Ich habe das selbst mal sehr eindrücklich erlebt. Ich hatte seitdem ich ein Kind war den Traum, Tänzerin zu werden. Es war ein sehr, sehr kraftvoller Traum, der mich meine ganze Kindheit und Jugend lang begleitet hat, bis ich ihn irgendwann vergessen hatte. Mit ca. 31 Jahren saß ich eines Abends im Kino und sah den Film „Billy Elliot – I will dance!“. Ich saß zweieinhalb Stunden vor der Leinwand und weinte bitterlich. Ich fuhr nach Hause und weinte immer noch. Ich weinte die ganze Nacht. Bis ich mich irgendwann an meinen alten Traum, Tänzerin zu werden, erinnerte. Und da wurde mir klar: ich hatte diesen Traum nie verabschiedet. Ich hatte mich noch nicht wirklich dagegen entschieden. Ein Teil meiner Aufmerksamkeit, Energie und Kraft, war immer noch in diesem Traum gebunden. Ein Teil von mir wollte auch mit 31 noch Tänzerin werden.

Also ging ich her und entschied mich in diesem Moment bewusst dagegen, den Berufsweg einer Tänzerin einzuschlagen. Ich führte ein kleines Ritual durch, bei dem ich mich ganz offiziell von diesem Traum verabschiedete. Das Bild das ich bei diesem Ritual sah, war ein großer Baum der einen mächtigen Seitentrieb entwickelt hatte. Diesen hieb ich mit einer Axt ab, was zur Folge hatte, dass die in dem Seitenast gebundene Lebensenergie, ab dem Zeitpunkt dem Hauptstamm des Baumes zur Verfügung stand. Was danach passierte, kann ich heute noch kaum glauben. Nach langen Jahren des Zweifelns und Zögerns, fand ich ein Jahr später meine Berufung als Trainerin und Coach.

Und hier noch ein in unserer Gesellschaft gut gehütetes Geheimnis: Eine Entscheidung gilt nicht für ein ganzes Leben – außer du willst das! Du kannst dich in jedem Moment neu entscheiden! Im Grunde triffst du jeden Moment Entscheidungen, ohne es zu bemerken. Jede kleine Bewegung, jeder Schritt, jeder Blick bedarf deiner Entscheidung.
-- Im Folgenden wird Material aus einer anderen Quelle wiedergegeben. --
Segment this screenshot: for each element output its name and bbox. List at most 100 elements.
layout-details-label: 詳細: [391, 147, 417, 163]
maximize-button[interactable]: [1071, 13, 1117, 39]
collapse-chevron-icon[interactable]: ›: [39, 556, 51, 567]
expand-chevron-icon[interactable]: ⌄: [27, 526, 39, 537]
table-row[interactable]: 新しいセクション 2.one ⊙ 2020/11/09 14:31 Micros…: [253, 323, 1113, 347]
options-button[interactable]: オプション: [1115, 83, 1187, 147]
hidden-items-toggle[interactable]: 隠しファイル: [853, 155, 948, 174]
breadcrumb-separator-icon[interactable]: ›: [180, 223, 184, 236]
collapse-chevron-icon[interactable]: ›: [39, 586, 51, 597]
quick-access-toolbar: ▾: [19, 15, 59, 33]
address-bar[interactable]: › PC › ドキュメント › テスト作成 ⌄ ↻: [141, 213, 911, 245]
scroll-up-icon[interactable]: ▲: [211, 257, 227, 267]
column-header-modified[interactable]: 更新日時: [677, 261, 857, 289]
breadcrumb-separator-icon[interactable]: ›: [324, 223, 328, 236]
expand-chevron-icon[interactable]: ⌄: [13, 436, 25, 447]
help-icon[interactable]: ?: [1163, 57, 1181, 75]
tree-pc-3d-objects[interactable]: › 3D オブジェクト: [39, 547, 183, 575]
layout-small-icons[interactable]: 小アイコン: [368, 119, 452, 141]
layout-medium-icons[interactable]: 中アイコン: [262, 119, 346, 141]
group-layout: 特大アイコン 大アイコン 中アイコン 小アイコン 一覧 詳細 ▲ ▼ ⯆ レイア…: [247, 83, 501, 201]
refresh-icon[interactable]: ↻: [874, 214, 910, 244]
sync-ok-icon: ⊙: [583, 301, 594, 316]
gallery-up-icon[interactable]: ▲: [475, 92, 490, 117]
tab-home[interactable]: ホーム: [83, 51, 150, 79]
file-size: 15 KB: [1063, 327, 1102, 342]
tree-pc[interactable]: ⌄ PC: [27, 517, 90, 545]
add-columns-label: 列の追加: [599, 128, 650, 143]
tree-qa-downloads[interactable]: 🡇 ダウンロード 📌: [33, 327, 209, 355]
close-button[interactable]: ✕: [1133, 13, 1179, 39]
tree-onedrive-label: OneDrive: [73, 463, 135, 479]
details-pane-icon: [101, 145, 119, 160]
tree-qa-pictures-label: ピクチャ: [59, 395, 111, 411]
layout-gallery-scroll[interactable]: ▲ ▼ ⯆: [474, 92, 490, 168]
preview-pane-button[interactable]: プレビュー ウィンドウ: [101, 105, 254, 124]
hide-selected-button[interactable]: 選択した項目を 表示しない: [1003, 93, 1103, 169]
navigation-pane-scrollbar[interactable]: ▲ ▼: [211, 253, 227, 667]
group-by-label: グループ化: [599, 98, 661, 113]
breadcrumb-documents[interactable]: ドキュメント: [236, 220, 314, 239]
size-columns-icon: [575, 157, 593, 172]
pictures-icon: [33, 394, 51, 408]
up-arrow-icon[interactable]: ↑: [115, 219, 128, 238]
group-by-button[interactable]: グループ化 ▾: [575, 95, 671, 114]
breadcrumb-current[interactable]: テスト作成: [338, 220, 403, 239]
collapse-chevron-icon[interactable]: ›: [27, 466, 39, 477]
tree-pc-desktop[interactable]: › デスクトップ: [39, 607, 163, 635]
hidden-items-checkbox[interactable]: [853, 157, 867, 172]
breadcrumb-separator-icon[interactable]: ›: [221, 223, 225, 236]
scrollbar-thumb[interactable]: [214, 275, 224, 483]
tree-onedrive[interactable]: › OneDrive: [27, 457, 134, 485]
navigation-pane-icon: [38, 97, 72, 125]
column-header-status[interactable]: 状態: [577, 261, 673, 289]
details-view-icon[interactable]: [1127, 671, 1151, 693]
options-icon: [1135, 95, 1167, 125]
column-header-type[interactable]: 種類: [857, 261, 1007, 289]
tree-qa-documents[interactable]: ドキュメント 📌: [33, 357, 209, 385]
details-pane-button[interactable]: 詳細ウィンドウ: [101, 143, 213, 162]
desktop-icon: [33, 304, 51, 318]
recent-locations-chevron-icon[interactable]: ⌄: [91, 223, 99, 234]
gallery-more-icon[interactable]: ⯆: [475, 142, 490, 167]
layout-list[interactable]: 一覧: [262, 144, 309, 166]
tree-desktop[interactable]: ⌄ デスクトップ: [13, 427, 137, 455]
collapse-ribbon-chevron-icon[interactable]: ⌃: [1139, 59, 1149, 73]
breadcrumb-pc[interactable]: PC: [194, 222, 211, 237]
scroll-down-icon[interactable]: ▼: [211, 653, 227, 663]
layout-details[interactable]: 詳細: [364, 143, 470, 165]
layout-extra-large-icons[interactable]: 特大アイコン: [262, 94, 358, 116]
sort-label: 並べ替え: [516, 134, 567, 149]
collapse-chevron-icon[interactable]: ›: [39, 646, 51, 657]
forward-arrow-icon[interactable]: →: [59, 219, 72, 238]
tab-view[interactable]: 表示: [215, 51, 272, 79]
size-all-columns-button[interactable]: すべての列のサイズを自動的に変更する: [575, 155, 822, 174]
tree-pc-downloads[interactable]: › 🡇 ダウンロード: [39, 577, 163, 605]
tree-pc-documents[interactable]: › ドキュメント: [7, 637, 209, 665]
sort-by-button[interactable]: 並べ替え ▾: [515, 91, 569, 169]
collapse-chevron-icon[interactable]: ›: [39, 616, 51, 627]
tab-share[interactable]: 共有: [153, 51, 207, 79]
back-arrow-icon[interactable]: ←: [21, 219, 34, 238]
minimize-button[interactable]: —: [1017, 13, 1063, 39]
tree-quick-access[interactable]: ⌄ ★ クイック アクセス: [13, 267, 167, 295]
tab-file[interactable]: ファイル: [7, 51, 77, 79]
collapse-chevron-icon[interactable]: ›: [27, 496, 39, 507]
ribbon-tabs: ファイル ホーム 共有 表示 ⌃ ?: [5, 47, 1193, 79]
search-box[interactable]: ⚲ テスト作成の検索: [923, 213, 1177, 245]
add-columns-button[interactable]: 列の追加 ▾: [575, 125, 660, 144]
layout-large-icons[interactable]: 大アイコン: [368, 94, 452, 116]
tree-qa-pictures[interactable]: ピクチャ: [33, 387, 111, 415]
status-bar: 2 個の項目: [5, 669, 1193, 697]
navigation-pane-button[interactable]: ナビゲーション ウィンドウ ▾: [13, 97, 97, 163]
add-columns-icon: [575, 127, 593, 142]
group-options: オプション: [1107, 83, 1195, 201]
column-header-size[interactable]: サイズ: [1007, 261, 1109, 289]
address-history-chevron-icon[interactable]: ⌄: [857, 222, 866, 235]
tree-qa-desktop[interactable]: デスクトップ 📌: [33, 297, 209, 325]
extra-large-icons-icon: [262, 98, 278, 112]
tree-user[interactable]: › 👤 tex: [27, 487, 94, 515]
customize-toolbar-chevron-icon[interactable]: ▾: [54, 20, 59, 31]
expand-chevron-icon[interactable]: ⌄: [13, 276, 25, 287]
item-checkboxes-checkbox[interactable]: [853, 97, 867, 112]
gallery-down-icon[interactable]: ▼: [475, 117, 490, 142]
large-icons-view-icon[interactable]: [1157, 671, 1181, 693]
Auch wenn im Moment der Entscheidung die übrigen Alternativen nicht mehr zur Verfügung stehen, tun sich schon im nächsten Moment nach deiner Entscheidung wieder neue Möglichkeiten auf. Wenn dir das bewusst wird, gibt es keinen Grund mehr, dein Leben im Treppenhaus der Unentschlossenheit zu verbringen, während gleich vor deiner Tür das pulsierende „abenteuerliche“ Leben auf dich wartet! Wofür entscheidest du dich?